Each of the parts of a swamp cooling system has a life span. The mechanical parts of your swamp cooler will eventually fail. If this happens, ensure your home is protected by a home warranty. You pay a small service fee to have something repaired or replaced if it fails due to normal wear and tears.
The following parts are required to make an evaporative cooling unit:
- Water Supply Valve
This valve is located inside your home, usually where your water heater connects to the rest. Copper tubes connect this valve to your swamp cooler. It draws water into the swamp cooler. This valve is essential for the swamp cooler to function.

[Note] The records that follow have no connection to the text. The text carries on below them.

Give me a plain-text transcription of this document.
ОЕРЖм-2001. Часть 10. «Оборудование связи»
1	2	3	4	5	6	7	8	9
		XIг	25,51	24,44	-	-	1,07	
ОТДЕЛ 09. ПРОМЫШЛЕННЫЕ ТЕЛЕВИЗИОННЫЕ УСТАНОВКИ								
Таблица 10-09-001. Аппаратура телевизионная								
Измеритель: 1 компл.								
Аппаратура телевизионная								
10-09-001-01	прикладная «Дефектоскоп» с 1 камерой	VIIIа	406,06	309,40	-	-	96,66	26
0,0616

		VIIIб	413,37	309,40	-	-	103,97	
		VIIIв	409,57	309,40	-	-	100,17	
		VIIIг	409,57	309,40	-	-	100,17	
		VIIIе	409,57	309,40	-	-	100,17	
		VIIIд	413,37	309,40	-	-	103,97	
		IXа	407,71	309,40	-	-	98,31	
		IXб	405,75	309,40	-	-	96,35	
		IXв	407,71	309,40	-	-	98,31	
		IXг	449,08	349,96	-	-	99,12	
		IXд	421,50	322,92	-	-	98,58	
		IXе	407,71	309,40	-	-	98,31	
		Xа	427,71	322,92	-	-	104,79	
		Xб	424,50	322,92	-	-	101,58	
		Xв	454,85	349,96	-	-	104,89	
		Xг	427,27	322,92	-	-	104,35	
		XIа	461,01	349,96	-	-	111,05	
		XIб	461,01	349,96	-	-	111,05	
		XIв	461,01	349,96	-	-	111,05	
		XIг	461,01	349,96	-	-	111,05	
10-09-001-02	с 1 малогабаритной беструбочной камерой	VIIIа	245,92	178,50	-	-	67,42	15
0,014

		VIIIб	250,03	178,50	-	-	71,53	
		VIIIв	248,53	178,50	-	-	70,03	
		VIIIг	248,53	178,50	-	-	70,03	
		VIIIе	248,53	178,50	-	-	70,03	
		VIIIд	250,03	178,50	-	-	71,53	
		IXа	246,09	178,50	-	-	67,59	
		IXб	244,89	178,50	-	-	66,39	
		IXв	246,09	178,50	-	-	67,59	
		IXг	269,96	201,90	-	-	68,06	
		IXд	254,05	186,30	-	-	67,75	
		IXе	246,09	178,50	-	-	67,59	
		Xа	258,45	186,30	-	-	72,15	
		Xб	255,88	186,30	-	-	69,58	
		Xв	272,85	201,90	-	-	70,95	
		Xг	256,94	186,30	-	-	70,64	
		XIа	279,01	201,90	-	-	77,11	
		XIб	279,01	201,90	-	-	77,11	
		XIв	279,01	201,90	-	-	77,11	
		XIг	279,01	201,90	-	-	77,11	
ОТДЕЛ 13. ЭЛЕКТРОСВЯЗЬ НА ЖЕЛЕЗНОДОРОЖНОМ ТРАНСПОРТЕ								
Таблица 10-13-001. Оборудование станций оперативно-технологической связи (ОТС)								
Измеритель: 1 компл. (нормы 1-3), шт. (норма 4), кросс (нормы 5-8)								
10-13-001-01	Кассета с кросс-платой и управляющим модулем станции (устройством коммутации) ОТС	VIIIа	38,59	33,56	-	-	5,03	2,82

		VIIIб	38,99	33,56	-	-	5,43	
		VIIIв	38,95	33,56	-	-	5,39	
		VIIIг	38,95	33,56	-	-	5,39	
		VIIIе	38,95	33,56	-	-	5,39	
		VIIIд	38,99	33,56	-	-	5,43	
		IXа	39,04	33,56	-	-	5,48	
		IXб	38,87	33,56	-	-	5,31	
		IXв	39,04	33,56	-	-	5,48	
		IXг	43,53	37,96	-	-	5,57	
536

The bottom of the swamp cooler houses the evaporative cooler flotilla. The swamp cooler’s bottom water level is at a certain point when the float rises to the surface and closes the water supply valve. This float may stop working and cause the swamp cooler to overflow.
It is located at the bottom. It pumps the water through water distribution lines and keeps the evaporative pads hydrated.
- Evaporative Pads
The inside of the swamp coolers is lined by evaporative cool pads. To make the swamp cooler work properly, it must be moistened. You must clean the air and keep it cool.
- Blower And Blower Motor
The blower motor is what turns the blower. This brings cool air to the ductwork and forces it out of the home. Cooling the air, the blower also cools the air.
How Does A Swamp Cooler Work?
Four main steps are required to cool down your home’s air with a swamp cooler. These are:
- Water Supply Valve Allows Water To Enter Bottom Of Swamp Cooler
You turn the swamp cooler’s dial to the “on” position. The water supply valve draws water down into the swamp cooler. The water continues to flow into your swamp cooler until the float (which is on top of it) reaches a specific level. This is when the water supply valve will turn off.
- The Pump Cools The Evaporative Cooler Pads By Bringing Water In
The pump starts to pull water from the bottom of the evaporative cooler once there is enough water. These water distribution lines are located on the top of the Evaporative Pads and water is poured through them. If homeowners feel that the air isn’t cool enough they can switch the swamp cooler’s switch on “pump” and pump more water into their evaporative pads.
- Warm Air Is Pulled Through Evaporative Cooler Pads
Once the evaporative pad has water, the blower motor pulls warm air through the pads into the swamp cooler. As warm air flows through the pads, the moisture cools and cleans the air. This is known as evaporative cooling. This is what happens when you sweat while exercising and then have a fan blow over you cooling your skin.
- Blower Forces Cool Through Vent And Cooling Home
After the air is pulled through evaporative pads, and then cooled, the blower cools the air and forces it through ductwork and vent to the house.